Freitag, April 25


Interview

Seit Juni 2021 ist der Franzose CEO des 150-jährigen Schweizer Uhren- und Schmuckhauses. Ein Gespräch über die 1970er Jahre, Yves Piaget und die jüngste Neulancierung, die ikonische «Polo 79».

Herr Comar, Sind Sie jemand, der beim Kennenlernen zuerst auf die Uhr des Gegenübers schaut?

Benjamin Comar: Mir fällt als Erstes das Gesicht und ein Lächeln auf – aber ja, aus meiner déformation professionelle heraus achte ich auch auf Schmuck und Uhren. Menschen treffen ihre eigenen Entscheidungen, und ich ordne sie nicht allein aufgrund ihrer Uhr ein. Dennoch kann diese durchaus etwas über die Persönlichkeit einer Person verraten.

Welche Uhr tragen Sie?

Wenn ich etwas eleganter unterwegs bin, passt die «Black Tie», auch bekannt als Andy-Warhol-Uhr, im 1970er-Jahre-Look in der Form eines alten Fernsehers. Am Wochenende trage ich gerne die «Polo Skeleton», eine grossartige, ultradünne Uhr.

Mögen Sie den Seventies-Stil, weil Sie selbst ein Kind der 1970er sind?

Das hat nicht nur mit Nostalgie zu tun, diese Zeit war einfach eine äusserst kreative Periode. Nicht von ungefähr stammen heutige Uhrenikonen wie die «Royal Oak» von Audemars Piguet, die «Nautilus» von Patek Philippe, die «Santos» von Cartier, aber auch Schmucklinien wie «Alhambra» von Van Cleef & Arpels, «Love» und «Clou» von Cartier oder «Possession» von Piaget alle aus dieser stilprägenden Periode.

Wer ist der Piaget-Kunde, die Piaget-Kundin?

Wir suchen uns unsere Kunden nicht aus, sie suchen uns aus.
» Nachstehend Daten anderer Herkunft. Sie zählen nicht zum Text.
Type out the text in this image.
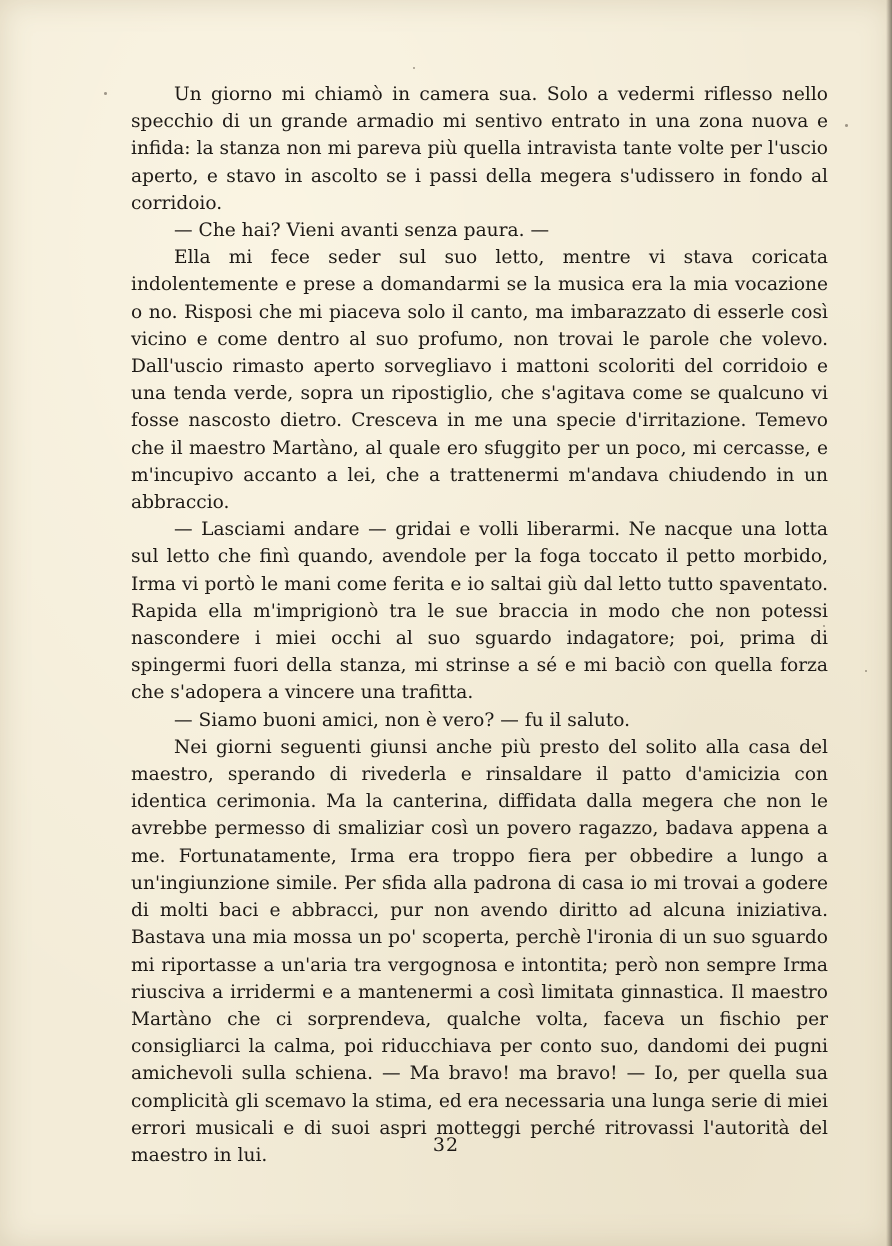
Un giorno mi chiamò in camera sua. Solo a vedermi riflesso nello specchio di un grande armadio mi sentivo entrato in una zona nuova e infida: la stanza non mi pareva più quella intravista tante volte per l'uscio aperto, e stavo in ascolto se i passi della megera s'udissero in fondo al corridoio.

— Che hai? Vieni avanti senza paura. —

Ella mi fece seder sul suo letto, mentre vi stava coricata indolentemente e prese a domandarmi se la musica era la mia vocazione o no. Risposi che mi piaceva solo il canto, ma imbarazzato di esserle così vicino e come dentro al suo profumo, non trovai le parole che volevo. Dall'uscio rimasto aperto sorvegliavo i mattoni scoloriti del corridoio e una tenda verde, sopra un ripostiglio, che s'agitava come se qualcuno vi fosse nascosto dietro. Cresceva in me una specie d'irritazione. Temevo che il maestro Martàno, al quale ero sfuggito per un poco, mi cercasse, e m'incupivo accanto a lei, che a trattenermi m'andava chiudendo in un abbraccio.

— Lasciami andare — gridai e volli liberarmi. Ne nacque una lotta sul letto che finì quando, avendole per la foga toccato il petto morbido, Irma vi portò le mani come ferita e io saltai giù dal letto tutto spaventato. Rapida ella m'imprigionò tra le sue braccia in modo che non potessi nascondere i miei occhi al suo sguardo indagatore; poi, prima di spingermi fuori della stanza, mi strinse a sé e mi baciò con quella forza che s'adopera a vincere una trafitta.

— Siamo buoni amici, non è vero? — fu il saluto.

Nei giorni seguenti giunsi anche più presto del solito alla casa del maestro, sperando di rivederla e rinsaldare il patto d'amicizia con identica cerimonia. Ma la canterina, diffidata dalla megera che non le avrebbe permesso di smaliziar così un povero ragazzo, badava appena a me. Fortunatamente, Irma era troppo fiera per obbedire a lungo a un'ingiunzione simile. Per sfida alla padrona di casa io mi trovai a godere di molti baci e abbracci, pur non avendo diritto ad alcuna iniziativa. Bastava una mia mossa un po' scoperta, perchè l'ironia di un suo sguardo mi riportasse a un'aria tra vergognosa e intontita; però non sempre Irma riusciva a irridermi e a mantenermi a così limitata ginnastica. Il maestro Martàno che ci sorprendeva, qualche volta, faceva un fischio per consigliarci la calma, poi riducchiava per conto suo, dandomi dei pugni amichevoli sulla schiena. — Ma bravo! ma bravo! — Io, per quella sua complicità gli scemavo la stima, ed era necessaria una lunga serie di miei errori musicali e di suoi aspri motteggi perché ritrovassi l'autorità del maestro in lui.	32
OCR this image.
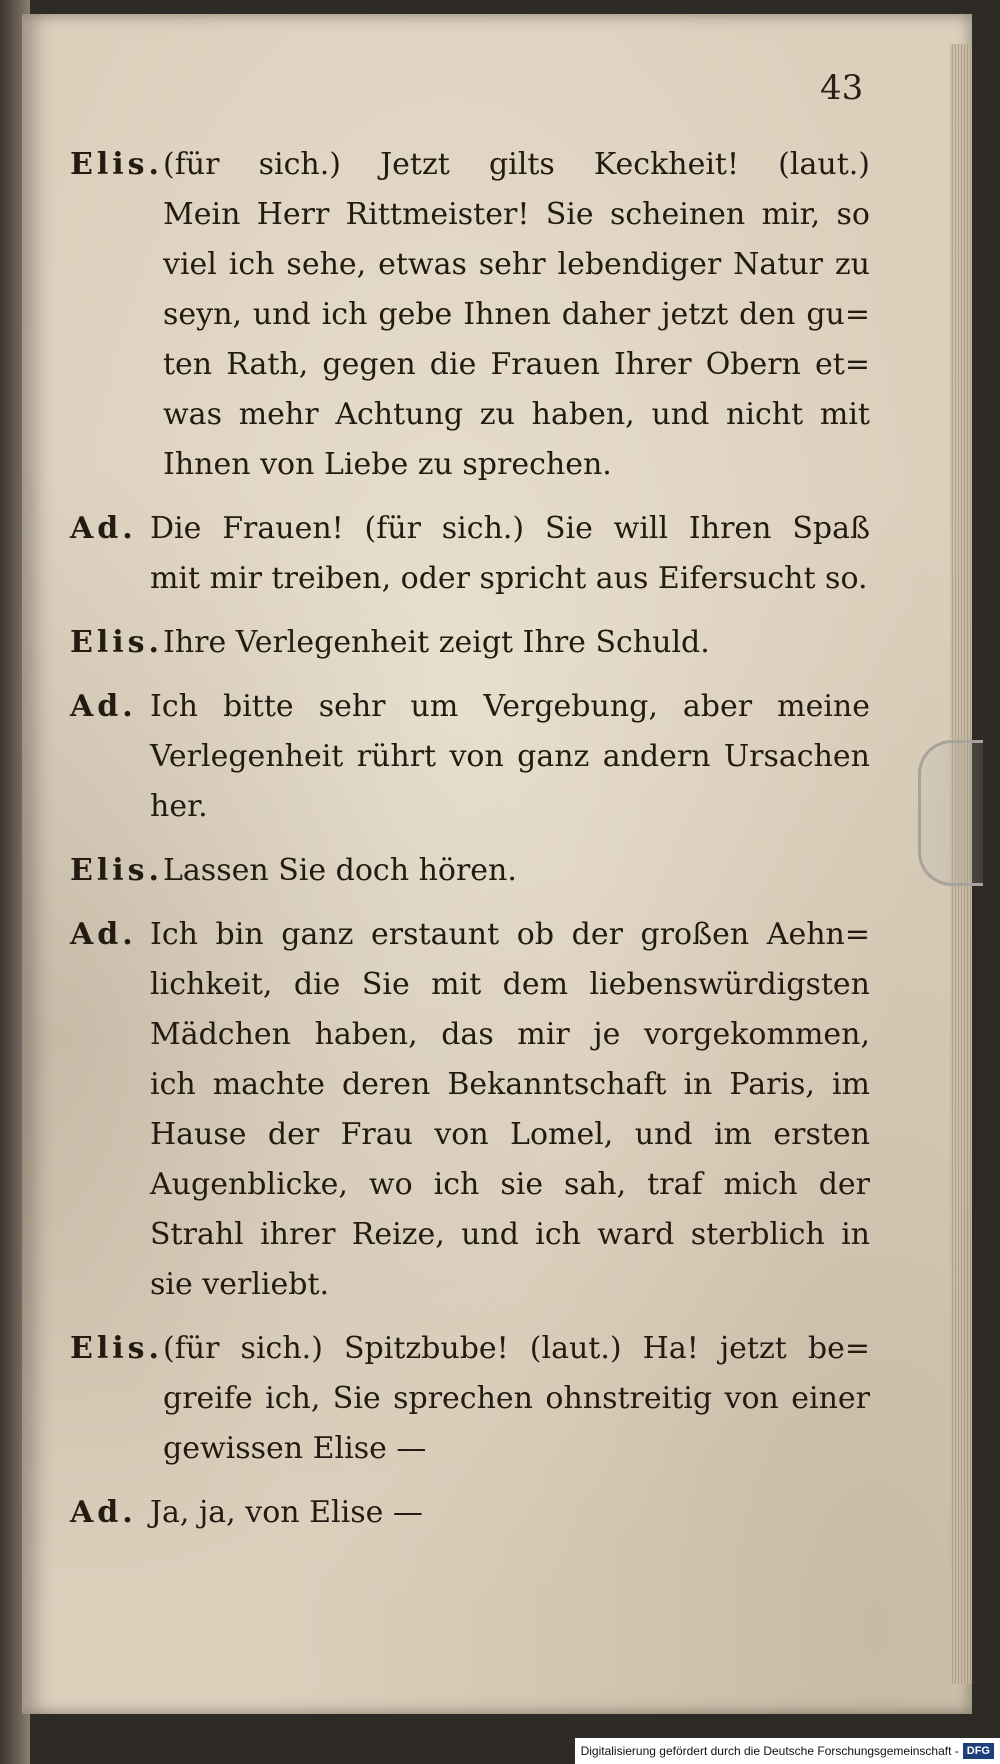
43
Elis. (für sich.) Jetzt gilts Keckheit! (laut.)
Mein Herr Rittmeister! Sie scheinen mir, so
viel ich sehe, etwas sehr lebendiger Natur zu
seyn, und ich gebe Ihnen daher jetzt den gu=
ten Rath, gegen die Frauen Ihrer Obern et=
was mehr Achtung zu haben, und nicht mit
Ihnen von Liebe zu sprechen.
Ad. Die Frauen! (für sich.) Sie will Ihren Spaß
mit mir treiben, oder spricht aus Eifersucht so.
Elis. Ihre Verlegenheit zeigt Ihre Schuld.
Ad. Ich bitte sehr um Vergebung, aber meine
Verlegenheit rührt von ganz andern Ursachen
her.
Elis. Lassen Sie doch hören.
Ad. Ich bin ganz erstaunt ob der großen Aehn=
lichkeit, die Sie mit dem liebenswürdigsten
Mädchen haben, das mir je vorgekommen,
ich machte deren Bekanntschaft in Paris, im
Hause der Frau von Lomel, und im ersten
Augenblicke, wo ich sie sah, traf mich der
Strahl ihrer Reize, und ich ward sterblich in
sie verliebt.
Elis. (für sich.) Spitzbube! (laut.) Ha! jetzt be=
greife ich, Sie sprechen ohnstreitig von einer
gewissen Elise —
Ad. Ja, ja, von Elise —
Digitalisierung gefördert durch die Deutsche Forschungsgemeinschaft - DFG
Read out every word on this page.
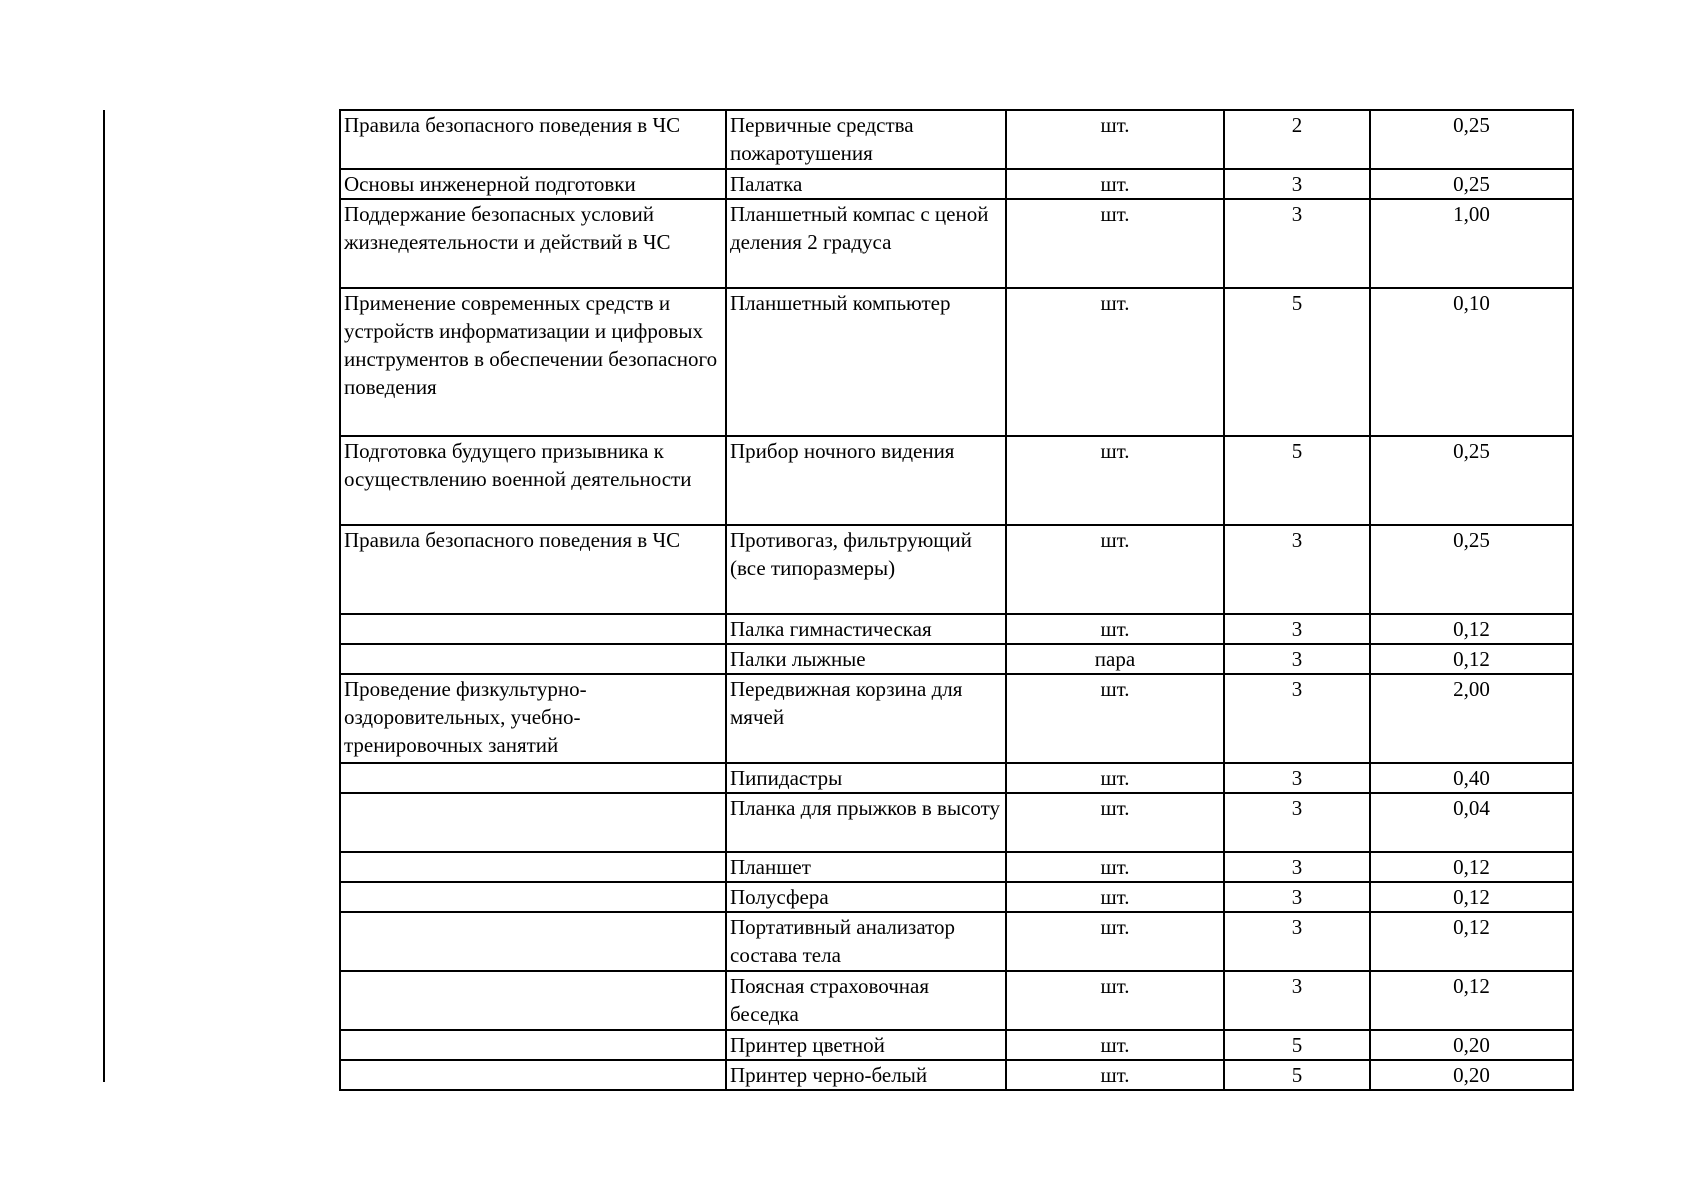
Правила безопасного поведения в ЧС	Первичные средства пожаротушения	шт.	2	0,25
Основы инженерной подготовки	Палатка	шт.	3	0,25
Поддержание безопасных условий жизнедеятельности и действий в ЧС	Планшетный компас с ценой деления 2 градуса	шт.	3	1,00
Применение современных средств и устройств информатизации и цифровых инструментов в обеспечении безопасного поведения	Планшетный компьютер	шт.	5	0,10
Подготовка будущего призывника к осуществлению военной деятельности	Прибор ночного видения	шт.	5	0,25
Правила безопасного поведения в ЧС	Противогаз, фильтрующий (все типоразмеры)	шт.	3	0,25
	Палка гимнастическая	шт.	3	0,12
	Палки лыжные	пара	3	0,12

Проведение физкультурно-оздоровительных, учебно-тренировочных занятий	Передвижная корзина для мячей	шт.	3	2,00
	Пипидастры	шт.	3	0,40
	Планка для прыжков в высоту	шт.	3	0,04
	Планшет	шт.	3	0,12
	Полусфера	шт.	3	0,12
	Портативный анализатор состава тела	шт.	3	0,12
	Поясная страховочная беседка	шт.	3	0,12
	Принтер цветной	шт.	5	0,20
	Принтер черно-белый	шт.	5	0,20
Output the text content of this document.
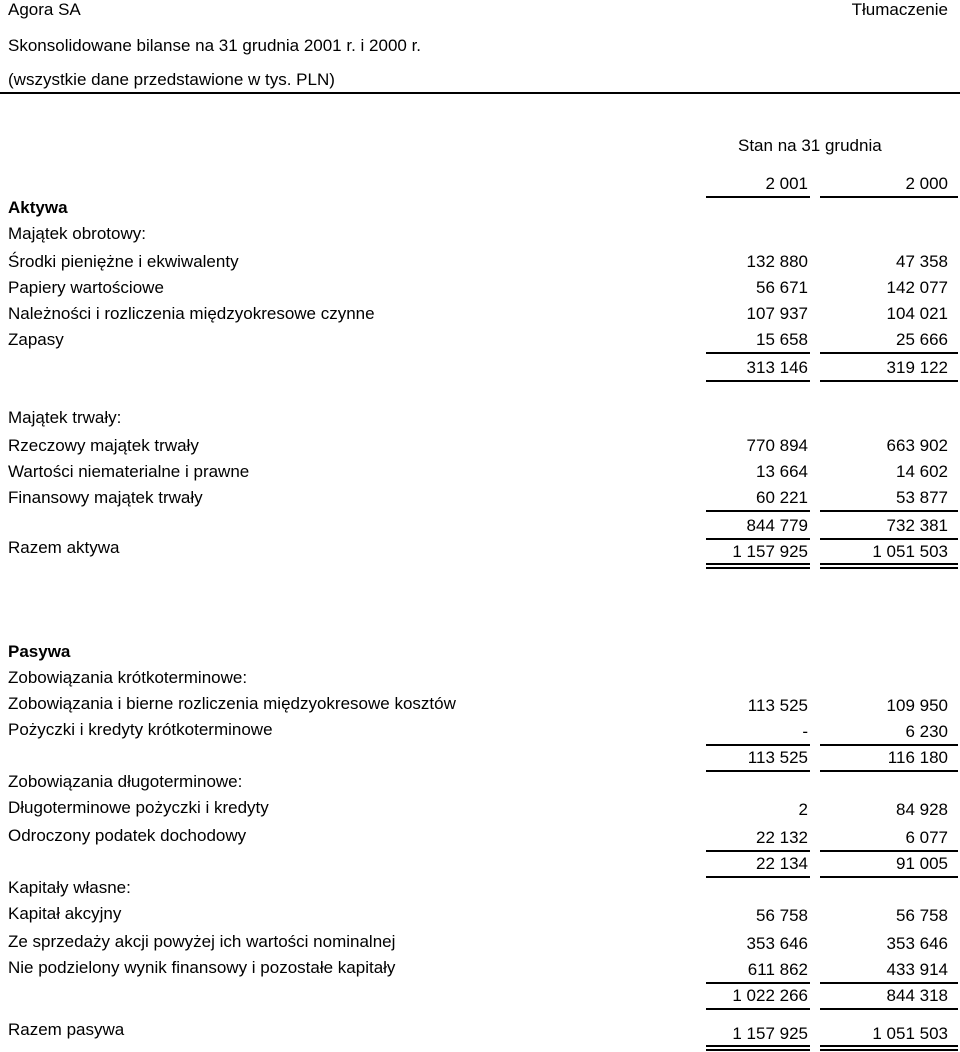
Agora SA	Tłumaczenie
Skonsolidowane bilanse na 31 grudnia 2001 r. i 2000 r.
(wszystkie dane przedstawione w tys. PLN)
Stan na 31 grudnia
2 001	2 000
Aktywa
Majątek obrotowy:
Środki pieniężne i ekwiwalenty	132 880	47 358
Papiery wartościowe	56 671	142 077
Należności i rozliczenia międzyokresowe czynne	107 937	104 021
Zapasy	15 658	25 666
313 146	319 122
Majątek trwały:
Rzeczowy majątek trwały	770 894	663 902
Wartości niematerialne i prawne	13 664	14 602
Finansowy majątek trwały	60 221	53 877
844 779	732 381
Razem aktywa	1 157 925	1 051 503
Pasywa
Zobowiązania krótkoterminowe:
Zobowiązania i bierne rozliczenia międzyokresowe kosztów	113 525	109 950
Pożyczki i kredyty krótkoterminowe	-	6 230
113 525	116 180
Zobowiązania długoterminowe:
Długoterminowe pożyczki i kredyty	2	84 928
Odroczony podatek dochodowy	22 132	6 077
22 134	91 005
Kapitały własne:
Kapitał akcyjny	56 758	56 758
Ze sprzedaży akcji powyżej ich wartości nominalnej	353 646	353 646
Nie podzielony wynik finansowy i pozostałe kapitały	611 862	433 914
1 022 266	844 318
Razem pasywa	1 157 925	1 051 503
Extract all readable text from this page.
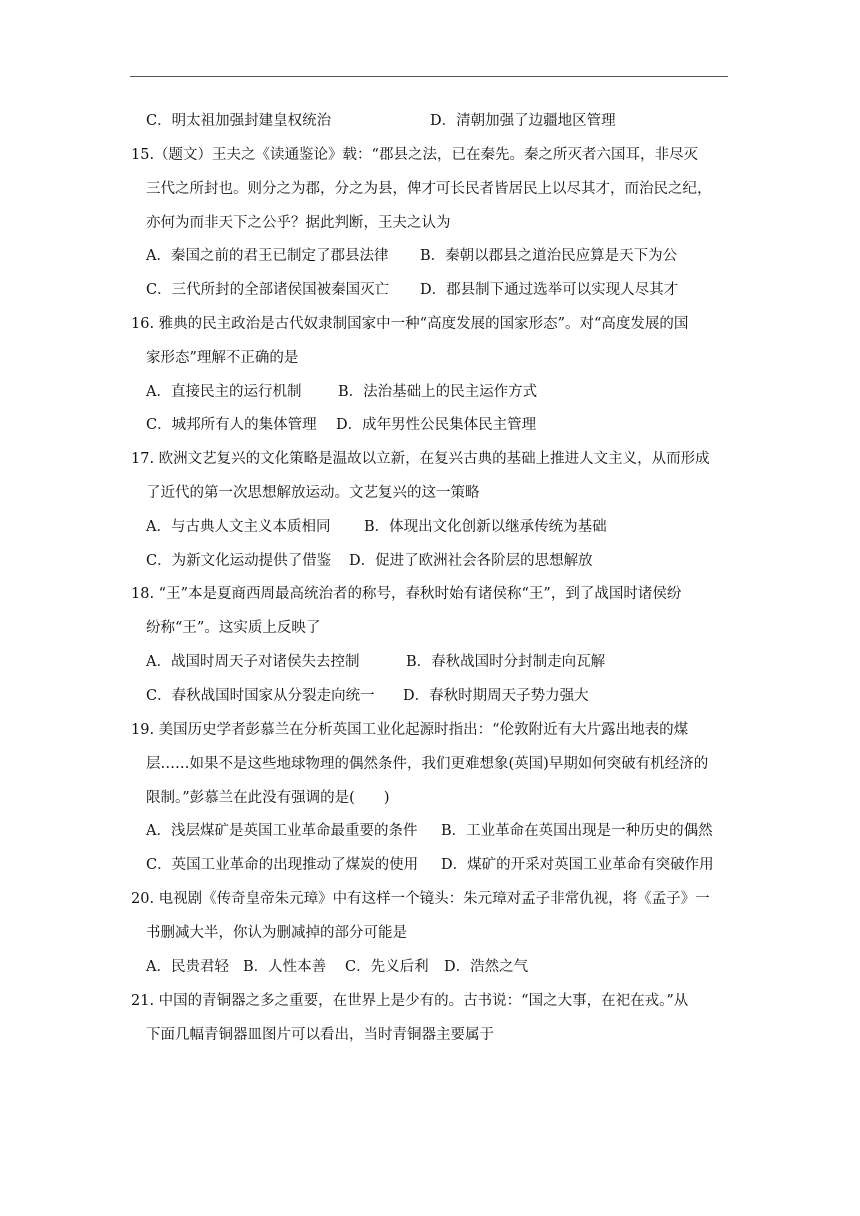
C．明太祖加强封建皇权统治	D．清朝加强了边疆地区管理
15.（题文）王夫之《读通鉴论》载：“郡县之法，已在秦先。秦之所灭者六国耳，非尽灭
三代之所封也。则分之为郡，分之为县，俾才可长民者皆居民上以尽其才，而治民之纪，
亦何为而非天下之公乎？据此判断，王夫之认为
A．秦国之前的君王已制定了郡县法律 B．秦朝以郡县之道治民应算是天下为公
C．三代所封的全部诸侯国被秦国灭亡 D．郡县制下通过选举可以实现人尽其才
16. 雅典的民主政治是古代奴隶制国家中一种“高度发展的国家形态”。对“高度发展的国
家形态”理解不正确的是
A．直接民主的运行机制	B．法治基础上的民主运作方式
C．城邦所有人的集体管理 D．成年男性公民集体民主管理
17. 欧洲文艺复兴的文化策略是温故以立新，在复兴古典的基础上推进人文主义，从而形成
了近代的第一次思想解放运动。文艺复兴的这一策略
A．与古典人文主义本质相同 B．体现出文化创新以继承传统为基础
C．为新文化运动提供了借鉴 D．促进了欧洲社会各阶层的思想解放
18. “王”本是夏商西周最高统治者的称号，春秋时始有诸侯称“王”，到了战国时诸侯纷
纷称“王”。这实质上反映了
A．战国时周天子对诸侯失去控制	B．春秋战国时分封制走向瓦解
C．春秋战国时国家从分裂走向统一 D．春秋时期周天子势力强大
19. 美国历史学者彭慕兰在分析英国工业化起源时指出：“伦敦附近有大片露出地表的煤
层……如果不是这些地球物理的偶然条件，我们更难想象(英国)早期如何突破有机经济的
限制。”彭慕兰在此没有强调的是(　　)
A．浅层煤矿是英国工业革命最重要的条件 B．工业革命在英国出现是一种历史的偶然
C．英国工业革命的出现推动了煤炭的使用 D．煤矿的开采对英国工业革命有突破作用
20. 电视剧《传奇皇帝朱元璋》中有这样一个镜头：朱元璋对孟子非常仇视，将《孟子》一
书删减大半，你认为删减掉的部分可能是
A．民贵君轻 B．人性本善 C．先义后利 D．浩然之气
21. 中国的青铜器之多之重要，在世界上是少有的。古书说：“国之大事，在祀在戎。”从
下面几幅青铜器皿图片可以看出，当时青铜器主要属于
Meiner Meinung nach sind es zwei Arten von Käufern. Einerseits viele Hedonisten, die das Leben geniessen möchten. Andererseits gibt es eine sehr anspruchsvolle Gruppe, sie will überzeugende, selbstbewusste Produkte, die sich abheben vom Gewohnten. Ich beschränke die Kunden nicht auf enge Kategorien – die Luxusbranche funktioniert nicht mehr so.

Nicht nur die Art, wie Luxusgüter konsumiert werden, hat sich verändert, sondern auch die Art, wie Luxusmarken geführt werden?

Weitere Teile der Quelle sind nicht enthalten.